Un an après le suicide de Caroline Grandjean, sa compagne dénonce les manquements de l’Éducation nationale

Le 1er septembre 2025, Caroline Grandjean, enseignante dans le Cantal, met fin à ses jours après avoir subi des actes de harcèlement homophobe pendant près de deux ans. Sa compagne, Christine Grandjean-Paccoud, continue de se battre pour la mémoire de Caroline et dénonce les défaillances de l’Éducation nationale dans cette affaire tragique.

EN BREF

  • Caroline Grandjean s’est suicidée après des années de harcèlement homophobe.
  • Sa compagne dénonce l’inaction de l’Éducation nationale malgré plusieurs alertes.
  • Christine Grandjean-Paccoud continue de se battre pour la mémoire de Caroline.

Près d’un an après ce drame, Christine Grandjean-Paccoud évoque les effets dévastateurs du harcèlement homophobe sur la vie de sa compagne. Caroline, harcelée dans son village, a été victime d’insultes et de menaces qui l’ont poussée à un acte tragique.

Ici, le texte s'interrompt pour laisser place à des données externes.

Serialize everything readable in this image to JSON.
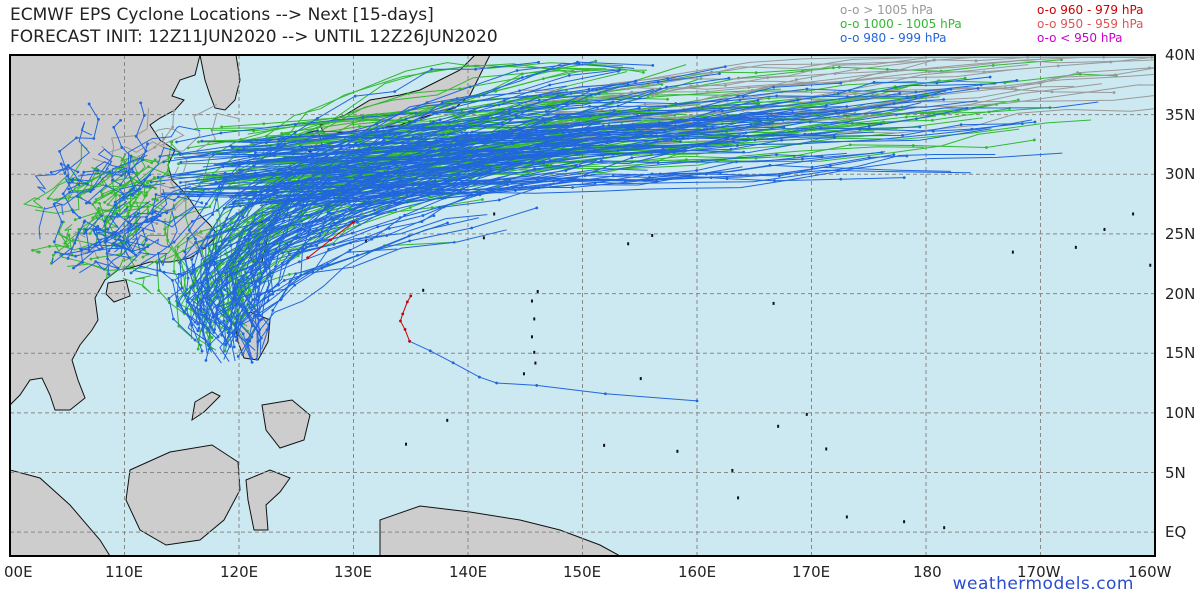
{
  "title": {
    "line1": "ECMWF EPS Cyclone Locations --> Next [15-days]",
    "line2": "FORECAST INIT: 12Z11JUN2020 --> UNTIL 12Z26JUN2020"
  },
  "legend": [
    {
      "label": "o-o > 1005 hPa",
      "color": "#999999"
    },
    {
      "label": "o-o 1000 - 1005 hPa",
      "color": "#33b833"
    },
    {
      "label": "o-o 980 - 999 hPa",
      "color": "#2266dd"
    },
    {
      "label": "o-o 960 - 979 hPa",
      "color": "#cc0000"
    },
    {
      "label": "o-o 950 - 959 hPa",
      "color": "#dd5555"
    },
    {
      "label": "o-o < 950 hPa",
      "color": "#cc00cc"
    }
  ],
  "map": {
    "lon_range": [
      100,
      200
    ],
    "lat_range": [
      -2,
      40
    ],
    "ocean_color": "#cce9f1",
    "land_color": "#cdcdcd",
    "lat_labels": [
      "40N",
      "35N",
      "30N",
      "25N",
      "20N",
      "15N",
      "10N",
      "5N",
      "EQ"
    ],
    "lon_labels": [
      "00E",
      "110E",
      "120E",
      "130E",
      "140E",
      "150E",
      "160E",
      "170E",
      "180",
      "170W",
      "160W"
    ]
  },
  "watermark": "weathermodels.com"
}
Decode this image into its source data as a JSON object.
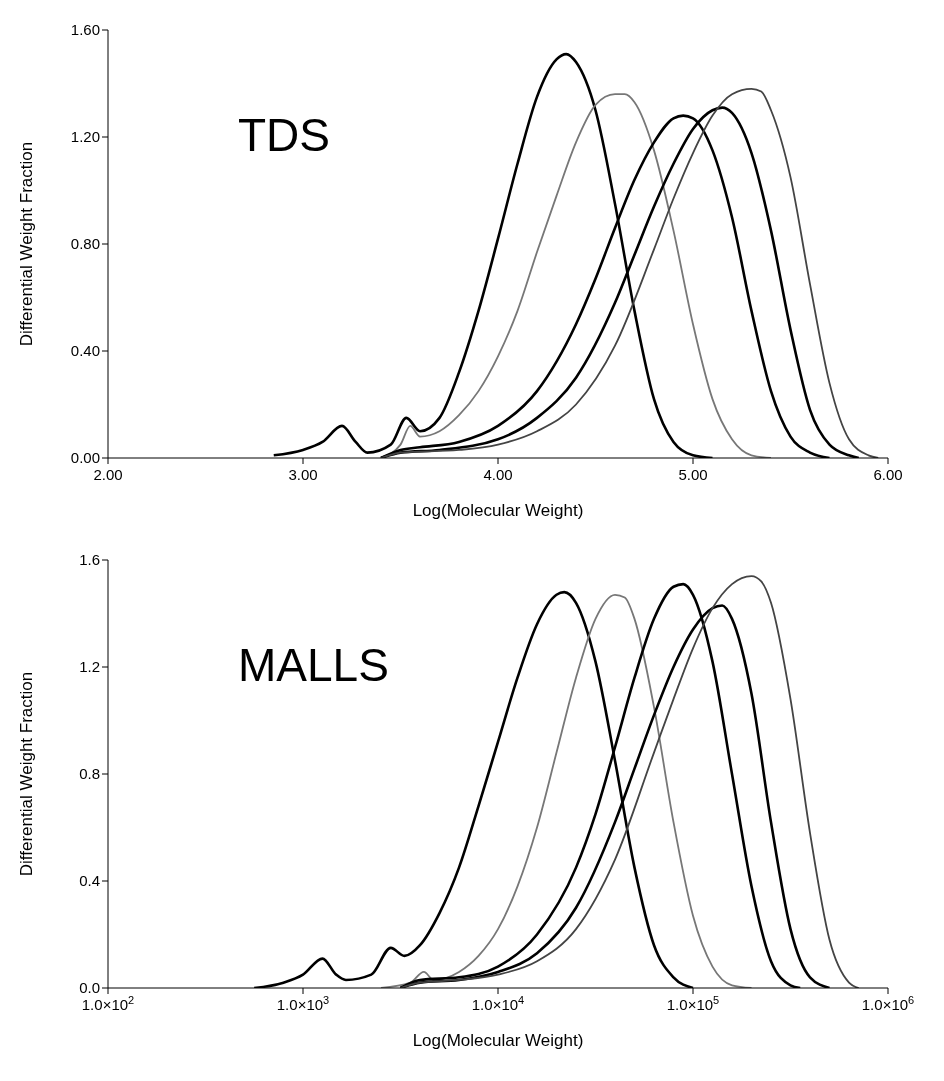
{
  "chart_data": [
    {
      "type": "line",
      "xlabel": "Log(Molecular Weight)",
      "ylabel": "Differential Weight Fraction",
      "annotations": [
        "TDS"
      ],
      "xlim": [
        2,
        6
      ],
      "ylim": [
        0,
        1.6
      ],
      "xticks": [
        {
          "value": 2,
          "label": "2.00"
        },
        {
          "value": 3,
          "label": "3.00"
        },
        {
          "value": 4,
          "label": "4.00"
        },
        {
          "value": 5,
          "label": "5.00"
        },
        {
          "value": 6,
          "label": "6.00"
        }
      ],
      "yticks": [
        {
          "value": 0,
          "label": "0.00"
        },
        {
          "value": 0.4,
          "label": "0.40"
        },
        {
          "value": 0.8,
          "label": "0.80"
        },
        {
          "value": 1.2,
          "label": "1.20"
        },
        {
          "value": 1.6,
          "label": "1.60"
        }
      ],
      "grid": false,
      "marker": "none",
      "line_style": "solid",
      "series": [
        {
          "color": "#000000",
          "x": [
            2.85,
            3.0,
            3.1,
            3.2,
            3.27,
            3.33,
            3.45,
            3.53,
            3.6,
            3.7,
            3.8,
            3.9,
            4.0,
            4.1,
            4.2,
            4.3,
            4.35,
            4.4,
            4.5,
            4.6,
            4.7,
            4.8,
            4.9,
            5.0,
            5.1
          ],
          "values": [
            0.01,
            0.03,
            0.06,
            0.12,
            0.06,
            0.02,
            0.05,
            0.15,
            0.1,
            0.15,
            0.32,
            0.55,
            0.82,
            1.1,
            1.35,
            1.49,
            1.51,
            1.48,
            1.3,
            0.95,
            0.55,
            0.22,
            0.06,
            0.01,
            0.0
          ]
        },
        {
          "color": "#777777",
          "x": [
            3.4,
            3.5,
            3.55,
            3.6,
            3.7,
            3.8,
            3.9,
            4.0,
            4.1,
            4.2,
            4.3,
            4.4,
            4.5,
            4.6,
            4.65,
            4.7,
            4.8,
            4.9,
            5.0,
            5.1,
            5.2,
            5.3,
            5.4
          ],
          "values": [
            0.0,
            0.05,
            0.12,
            0.08,
            0.1,
            0.16,
            0.25,
            0.38,
            0.55,
            0.77,
            0.98,
            1.18,
            1.32,
            1.36,
            1.36,
            1.33,
            1.15,
            0.85,
            0.5,
            0.22,
            0.07,
            0.01,
            0.0
          ]
        },
        {
          "color": "#000000",
          "x": [
            3.4,
            3.5,
            3.6,
            3.8,
            4.0,
            4.2,
            4.4,
            4.5,
            4.6,
            4.7,
            4.8,
            4.9,
            4.95,
            5.0,
            5.1,
            5.2,
            5.3,
            5.4,
            5.5,
            5.6,
            5.7
          ],
          "values": [
            0.0,
            0.03,
            0.04,
            0.06,
            0.12,
            0.25,
            0.5,
            0.67,
            0.86,
            1.04,
            1.18,
            1.27,
            1.28,
            1.27,
            1.15,
            0.9,
            0.55,
            0.25,
            0.08,
            0.02,
            0.0
          ]
        },
        {
          "color": "#000000",
          "x": [
            3.4,
            3.5,
            3.7,
            4.0,
            4.2,
            4.4,
            4.6,
            4.7,
            4.8,
            4.9,
            5.0,
            5.1,
            5.15,
            5.2,
            5.3,
            5.4,
            5.5,
            5.6,
            5.7,
            5.8,
            5.85
          ],
          "values": [
            0.0,
            0.02,
            0.03,
            0.07,
            0.15,
            0.3,
            0.58,
            0.76,
            0.94,
            1.1,
            1.23,
            1.3,
            1.31,
            1.29,
            1.14,
            0.85,
            0.48,
            0.18,
            0.05,
            0.01,
            0.0
          ]
        },
        {
          "color": "#444444",
          "x": [
            3.4,
            3.5,
            3.8,
            4.0,
            4.2,
            4.4,
            4.6,
            4.8,
            4.9,
            5.0,
            5.1,
            5.2,
            5.3,
            5.35,
            5.4,
            5.5,
            5.6,
            5.7,
            5.8,
            5.9,
            5.95
          ],
          "values": [
            0.0,
            0.02,
            0.03,
            0.05,
            0.1,
            0.2,
            0.42,
            0.78,
            0.97,
            1.14,
            1.28,
            1.36,
            1.38,
            1.37,
            1.3,
            1.05,
            0.65,
            0.28,
            0.07,
            0.01,
            0.0
          ]
        }
      ]
    },
    {
      "type": "line",
      "xlabel": "Log(Molecular Weight)",
      "ylabel": "Differential Weight Fraction",
      "annotations": [
        "MALLS"
      ],
      "log": "x",
      "xlim": [
        100,
        1000000
      ],
      "ylim": [
        0,
        1.6
      ],
      "xticks": [
        {
          "value": 100,
          "label": "1.0×10$^{2}$"
        },
        {
          "value": 1000,
          "label": "1.0×10$^{3}$"
        },
        {
          "value": 10000,
          "label": "1.0×10$^{4}$"
        },
        {
          "value": 100000,
          "label": "1.0×10$^{5}$"
        },
        {
          "value": 1000000,
          "label": "1.0×10$^{6}$"
        }
      ],
      "yticks": [
        {
          "value": 0,
          "label": "0.0"
        },
        {
          "value": 0.4,
          "label": "0.4"
        },
        {
          "value": 0.8,
          "label": "0.8"
        },
        {
          "value": 1.2,
          "label": "1.2"
        },
        {
          "value": 1.6,
          "label": "1.6"
        }
      ],
      "grid": false,
      "marker": "none",
      "line_style": "solid",
      "series": [
        {
          "color": "#000000",
          "x": [
            562,
            794,
            1000,
            1259,
            1479,
            1660,
            2239,
            2818,
            3311,
            3981,
            5012,
            6310,
            7943,
            10000,
            12589,
            15849,
            19953,
            21878,
            25119,
            31623,
            39811,
            50119,
            63096,
            79433,
            100000
          ],
          "values": [
            0.0,
            0.02,
            0.05,
            0.11,
            0.05,
            0.03,
            0.05,
            0.15,
            0.12,
            0.16,
            0.28,
            0.45,
            0.68,
            0.92,
            1.16,
            1.36,
            1.47,
            1.48,
            1.44,
            1.22,
            0.85,
            0.45,
            0.16,
            0.04,
            0.0
          ]
        },
        {
          "color": "#777777",
          "x": [
            2512,
            3548,
            4169,
            4677,
            6310,
            7943,
            10000,
            12589,
            15849,
            19953,
            25119,
            31623,
            39811,
            44668,
            50119,
            63096,
            79433,
            100000,
            125893,
            158489,
            199526
          ],
          "values": [
            0.0,
            0.02,
            0.06,
            0.03,
            0.06,
            0.12,
            0.22,
            0.38,
            0.6,
            0.88,
            1.16,
            1.38,
            1.47,
            1.46,
            1.38,
            1.05,
            0.62,
            0.27,
            0.08,
            0.01,
            0.0
          ]
        },
        {
          "color": "#000000",
          "x": [
            3162,
            3981,
            6310,
            10000,
            15849,
            25119,
            31623,
            39811,
            50119,
            63096,
            79433,
            89125,
            100000,
            125893,
            158489,
            199526,
            251189,
            316228,
            354813
          ],
          "values": [
            0.0,
            0.03,
            0.04,
            0.08,
            0.2,
            0.45,
            0.65,
            0.9,
            1.16,
            1.38,
            1.5,
            1.51,
            1.47,
            1.22,
            0.8,
            0.38,
            0.1,
            0.01,
            0.0
          ]
        },
        {
          "color": "#000000",
          "x": [
            3162,
            3981,
            6310,
            10000,
            15849,
            25119,
            39811,
            50119,
            63096,
            79433,
            100000,
            125893,
            141254,
            158489,
            199526,
            251189,
            316228,
            398107,
            501187
          ],
          "values": [
            0.0,
            0.02,
            0.03,
            0.06,
            0.13,
            0.3,
            0.62,
            0.82,
            1.02,
            1.2,
            1.34,
            1.42,
            1.43,
            1.38,
            1.1,
            0.62,
            0.22,
            0.04,
            0.0
          ]
        },
        {
          "color": "#444444",
          "x": [
            3162,
            3981,
            6310,
            10000,
            15849,
            25119,
            39811,
            63096,
            79433,
            100000,
            125893,
            158489,
            199526,
            223872,
            251189,
            316228,
            398107,
            501187,
            630957,
            707946
          ],
          "values": [
            0.0,
            0.02,
            0.03,
            0.05,
            0.1,
            0.22,
            0.48,
            0.88,
            1.08,
            1.27,
            1.42,
            1.51,
            1.54,
            1.52,
            1.44,
            1.08,
            0.58,
            0.18,
            0.02,
            0.0
          ]
        }
      ]
    }
  ]
}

En réaction à ce suicide, une enquête administrative lancée par l’Éducation nationale a révélé plusieurs défaillances. Bien que le ministre de l’Éducation nationale ait proposé une indemnisation à Christine, celle-ci a exprimé son incompréhension face à cette offre : « Quel est le prix d’une vie ? Pour moi, cet argent est sale. Une vie ne se résume pas à de l’argent. » Elle refuse de laisser son chagrin être apaisé par des compensations financières.

Christine se remémore les jours qui ont suivi le suicide de Caroline, partageant son état de choc et son combat quotidien pour avancer. « Il y a des jours où je vais avoir suffisamment de force pour faire des choses, pour avancer. Il y a des jours où je vais m’écrouler. » Elle ressent toujours la présence de Caroline à ses côtés et déclare : « Je me battrai pour elle. »

Au cours de l’enquête, Christine a été informée des deux courriers envoyés par les syndicats à l’Éducation nationale, alertant sur la situation de Caroline. Le premier, envoyé en mai, resté sans réponse, indiquait clairement que Caroline était en danger. Le second, après une tentative de suicide en juin, a également été ignoré. Christine souligne : « Ce sont deux grosses erreurs, il y en a d’autres, mais ce sont les deux plus grosses. »

Le 29 août 2026, une marche est prévue à Aurillac pour honorer la mémoire de Caroline. Christine espère une forte mobilisation pour exprimer la colère face à cette injustice. Elle tente de se reconstruire tout en continuant de vivre pour la mémoire de sa compagne disparue. « J’essaie de faire des choses pour moi, mais ça ne m’intéresse pas vraiment pour le moment. Il faut que je réapprenne à vivre, » confie-t-elle.

Des enseignantes ont également contacté Christine, partageant des expériences similaires de harcèlement. « Des couples de femmes m’ont contactée parce qu’elles se cachaient, » raconte-t-elle. Christine reste perplexe face à cette question : « Comment peut-on empêcher deux personnes de s’aimer ? »

Actuellement, Christine Grandjean-Paccoud attend des avancées concernant l’enquête sur les menaces et les tags homophobes ayant visé Caroline. Elle espère que des projets autour de ce drame, tels que des livres, des documentaires et des films, contribueront à sensibiliser le public et à rendre hommage à sa compagne.

La lutte de Christine est un appel à la prise de conscience face aux violences homophobes et à l’importance d’une meilleure protection des victimes. À travers son combat, elle souhaite que l’histoire de Caroline ne soit pas oubliée et que des mesures concrètes soient mises en place pour éviter de telles tragédies à l’avenir.